Ethics of Human Pesticide Studies Questioned


Reuters Health,
By: Todd Zwillich
Wednesday, January 8, 2003


WASHINGTON (Reuters Health)

Scientists and environmental groups urged a federal advisory panel Wednesday to recommend a ban on chemical industry experiments that test the safety of pesticides and other potentially toxic chemicals in humans.

Labeling the experiments unethical and scientifically suspect, the groups asked experts on a National Academy of Sciences panel to condemn the studies and recommend that government regulators refuse to consider them when evaluating the safety of companies’ chemical agents or pollutants.

But representatives of the pesticide industry defended the experiments, saying that they are ethically sound and essential to accurately determining safe exposure levels for members of the public.

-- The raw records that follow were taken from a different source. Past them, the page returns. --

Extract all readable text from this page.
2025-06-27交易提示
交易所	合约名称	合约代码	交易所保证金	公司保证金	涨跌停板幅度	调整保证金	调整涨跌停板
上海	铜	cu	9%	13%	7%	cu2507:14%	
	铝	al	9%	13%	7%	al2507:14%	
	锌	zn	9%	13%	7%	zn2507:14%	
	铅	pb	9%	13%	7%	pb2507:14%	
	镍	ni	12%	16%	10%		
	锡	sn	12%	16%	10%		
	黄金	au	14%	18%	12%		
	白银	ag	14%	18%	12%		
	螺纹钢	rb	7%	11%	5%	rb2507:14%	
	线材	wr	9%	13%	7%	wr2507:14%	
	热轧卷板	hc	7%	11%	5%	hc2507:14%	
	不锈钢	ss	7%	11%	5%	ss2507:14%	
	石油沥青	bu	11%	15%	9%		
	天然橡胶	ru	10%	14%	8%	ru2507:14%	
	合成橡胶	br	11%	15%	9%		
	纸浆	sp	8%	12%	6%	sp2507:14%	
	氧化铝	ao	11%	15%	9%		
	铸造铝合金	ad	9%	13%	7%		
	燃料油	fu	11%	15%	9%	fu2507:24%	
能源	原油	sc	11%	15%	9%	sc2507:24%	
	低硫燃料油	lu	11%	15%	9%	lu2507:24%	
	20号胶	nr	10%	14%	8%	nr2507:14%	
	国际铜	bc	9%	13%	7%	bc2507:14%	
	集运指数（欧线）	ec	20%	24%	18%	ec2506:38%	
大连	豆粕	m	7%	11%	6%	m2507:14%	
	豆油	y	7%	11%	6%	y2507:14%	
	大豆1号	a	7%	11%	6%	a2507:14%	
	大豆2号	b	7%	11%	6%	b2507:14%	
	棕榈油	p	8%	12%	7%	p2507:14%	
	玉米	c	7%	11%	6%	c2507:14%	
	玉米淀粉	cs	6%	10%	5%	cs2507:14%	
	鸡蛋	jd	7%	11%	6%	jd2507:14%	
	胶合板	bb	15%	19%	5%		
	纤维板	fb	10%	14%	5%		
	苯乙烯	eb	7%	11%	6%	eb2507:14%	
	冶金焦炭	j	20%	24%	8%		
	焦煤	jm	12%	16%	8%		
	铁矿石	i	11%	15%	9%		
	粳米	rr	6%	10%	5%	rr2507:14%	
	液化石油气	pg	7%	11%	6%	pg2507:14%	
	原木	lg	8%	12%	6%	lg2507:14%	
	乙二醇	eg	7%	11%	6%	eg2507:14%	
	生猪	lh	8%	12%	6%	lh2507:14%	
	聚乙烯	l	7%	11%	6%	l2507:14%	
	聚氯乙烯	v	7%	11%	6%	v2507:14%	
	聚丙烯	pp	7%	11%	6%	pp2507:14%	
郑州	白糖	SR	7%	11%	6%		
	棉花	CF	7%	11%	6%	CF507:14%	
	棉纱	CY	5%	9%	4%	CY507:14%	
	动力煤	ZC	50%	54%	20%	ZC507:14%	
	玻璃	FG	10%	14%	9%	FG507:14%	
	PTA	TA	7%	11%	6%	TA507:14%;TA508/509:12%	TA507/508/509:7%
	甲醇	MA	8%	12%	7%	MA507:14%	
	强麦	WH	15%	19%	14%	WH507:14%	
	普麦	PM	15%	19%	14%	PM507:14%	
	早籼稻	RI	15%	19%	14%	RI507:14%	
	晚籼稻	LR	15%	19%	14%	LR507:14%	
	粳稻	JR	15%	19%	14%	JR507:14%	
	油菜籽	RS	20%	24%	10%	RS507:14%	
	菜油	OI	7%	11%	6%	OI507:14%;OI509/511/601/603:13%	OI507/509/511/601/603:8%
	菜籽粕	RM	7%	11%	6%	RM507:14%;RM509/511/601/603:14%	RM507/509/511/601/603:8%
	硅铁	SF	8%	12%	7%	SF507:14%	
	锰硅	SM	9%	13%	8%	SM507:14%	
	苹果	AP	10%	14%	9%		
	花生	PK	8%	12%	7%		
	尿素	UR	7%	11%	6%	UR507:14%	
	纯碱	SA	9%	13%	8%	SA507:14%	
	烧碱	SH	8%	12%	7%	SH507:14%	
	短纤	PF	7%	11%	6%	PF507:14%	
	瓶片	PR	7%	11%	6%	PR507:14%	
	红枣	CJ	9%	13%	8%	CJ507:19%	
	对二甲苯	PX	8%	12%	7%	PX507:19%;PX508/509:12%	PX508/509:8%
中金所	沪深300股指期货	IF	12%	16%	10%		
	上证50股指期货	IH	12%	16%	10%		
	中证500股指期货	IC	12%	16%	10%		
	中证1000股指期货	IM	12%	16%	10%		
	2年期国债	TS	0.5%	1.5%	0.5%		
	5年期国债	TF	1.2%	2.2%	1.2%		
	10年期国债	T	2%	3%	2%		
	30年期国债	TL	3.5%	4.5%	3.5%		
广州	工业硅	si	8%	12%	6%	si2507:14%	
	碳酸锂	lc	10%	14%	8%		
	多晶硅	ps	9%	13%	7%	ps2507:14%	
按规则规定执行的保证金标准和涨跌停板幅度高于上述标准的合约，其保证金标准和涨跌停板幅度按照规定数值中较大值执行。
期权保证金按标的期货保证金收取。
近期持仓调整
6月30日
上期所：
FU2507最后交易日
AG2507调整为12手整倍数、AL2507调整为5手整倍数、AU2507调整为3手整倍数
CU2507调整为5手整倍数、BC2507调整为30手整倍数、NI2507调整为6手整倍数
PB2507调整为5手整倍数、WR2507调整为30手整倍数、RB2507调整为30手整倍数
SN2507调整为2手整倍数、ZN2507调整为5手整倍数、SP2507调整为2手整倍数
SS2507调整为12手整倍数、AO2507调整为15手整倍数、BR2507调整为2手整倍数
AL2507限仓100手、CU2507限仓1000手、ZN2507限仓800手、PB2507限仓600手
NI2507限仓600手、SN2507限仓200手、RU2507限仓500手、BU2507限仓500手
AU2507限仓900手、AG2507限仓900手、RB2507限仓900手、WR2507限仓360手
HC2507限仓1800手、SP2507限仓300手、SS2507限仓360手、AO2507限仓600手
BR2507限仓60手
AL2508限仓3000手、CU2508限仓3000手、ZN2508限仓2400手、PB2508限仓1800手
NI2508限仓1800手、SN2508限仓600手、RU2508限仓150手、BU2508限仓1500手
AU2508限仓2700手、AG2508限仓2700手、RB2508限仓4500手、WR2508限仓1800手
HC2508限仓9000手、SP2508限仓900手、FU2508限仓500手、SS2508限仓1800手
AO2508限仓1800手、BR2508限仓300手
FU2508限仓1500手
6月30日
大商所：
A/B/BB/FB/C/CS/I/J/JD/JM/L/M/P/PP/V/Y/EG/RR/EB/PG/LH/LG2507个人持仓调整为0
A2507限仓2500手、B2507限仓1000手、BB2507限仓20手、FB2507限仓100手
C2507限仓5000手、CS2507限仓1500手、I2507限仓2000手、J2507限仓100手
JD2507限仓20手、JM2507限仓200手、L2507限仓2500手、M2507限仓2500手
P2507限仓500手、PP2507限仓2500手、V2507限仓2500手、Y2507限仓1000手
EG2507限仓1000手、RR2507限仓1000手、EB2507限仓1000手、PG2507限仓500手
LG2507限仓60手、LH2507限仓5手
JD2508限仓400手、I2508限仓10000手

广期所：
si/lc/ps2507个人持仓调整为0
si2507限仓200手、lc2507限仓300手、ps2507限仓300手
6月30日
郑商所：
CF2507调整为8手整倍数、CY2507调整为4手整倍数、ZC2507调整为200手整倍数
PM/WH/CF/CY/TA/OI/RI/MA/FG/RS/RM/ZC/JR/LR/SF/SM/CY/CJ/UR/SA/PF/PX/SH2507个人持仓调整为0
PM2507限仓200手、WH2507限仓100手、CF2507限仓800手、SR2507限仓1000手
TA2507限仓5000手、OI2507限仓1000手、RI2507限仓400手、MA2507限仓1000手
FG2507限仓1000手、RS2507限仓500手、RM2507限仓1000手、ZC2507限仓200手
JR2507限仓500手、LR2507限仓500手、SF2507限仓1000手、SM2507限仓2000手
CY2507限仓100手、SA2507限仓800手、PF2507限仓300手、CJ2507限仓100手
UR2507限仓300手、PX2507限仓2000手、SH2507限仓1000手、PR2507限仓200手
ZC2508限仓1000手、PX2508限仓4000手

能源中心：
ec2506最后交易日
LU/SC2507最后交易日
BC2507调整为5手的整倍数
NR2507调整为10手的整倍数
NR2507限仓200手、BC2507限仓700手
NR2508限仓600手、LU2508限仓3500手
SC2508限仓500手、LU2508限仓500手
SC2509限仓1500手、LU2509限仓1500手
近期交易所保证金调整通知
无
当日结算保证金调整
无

Manufacturers of pesticides or other chemicals sometimes give adult volunteers a dose of the product in order to determine what levels humans can tolerate without getting sick. Determining a safe level for humans is necessary before companies can gain Environmental Protection Agency (EPA) approval to market most pesticides and other chemicals.

Scientists attacked the studies Wednesday, calling them unethical because people can only be hurt, and not helped, by receiving doses of toxic chemicals.

Most ethical standards for human medical research, including the Nuremburg Code created after the trials of Nazi doctors conducting research on World War II Holocaust prisoners, require that study participants stand a chance of gaining from research conducted on them.

“There is no benefit to the health of a subject nor to the health of anyone else,” said Dr. Lynn Goldman, a professor of environmental health sciences at Johns Hopkins University and chair of the Children’s Environmental Health Network.

Eberhart told the panel that animal studies have often failed to accurately predict safe pesticide levels for humans.

“Only human data directly reflects human response,” said Judith A. MacGregor, a researcher with Toxicology Consulting Services, a private research company.

Lawyers for the EPA and pesticide industry are set to argue the case before the Federal Appeals Court in Washington in March.

The NAS panel is due to release its recommendations on human-based chemical testing in about one year, officials said.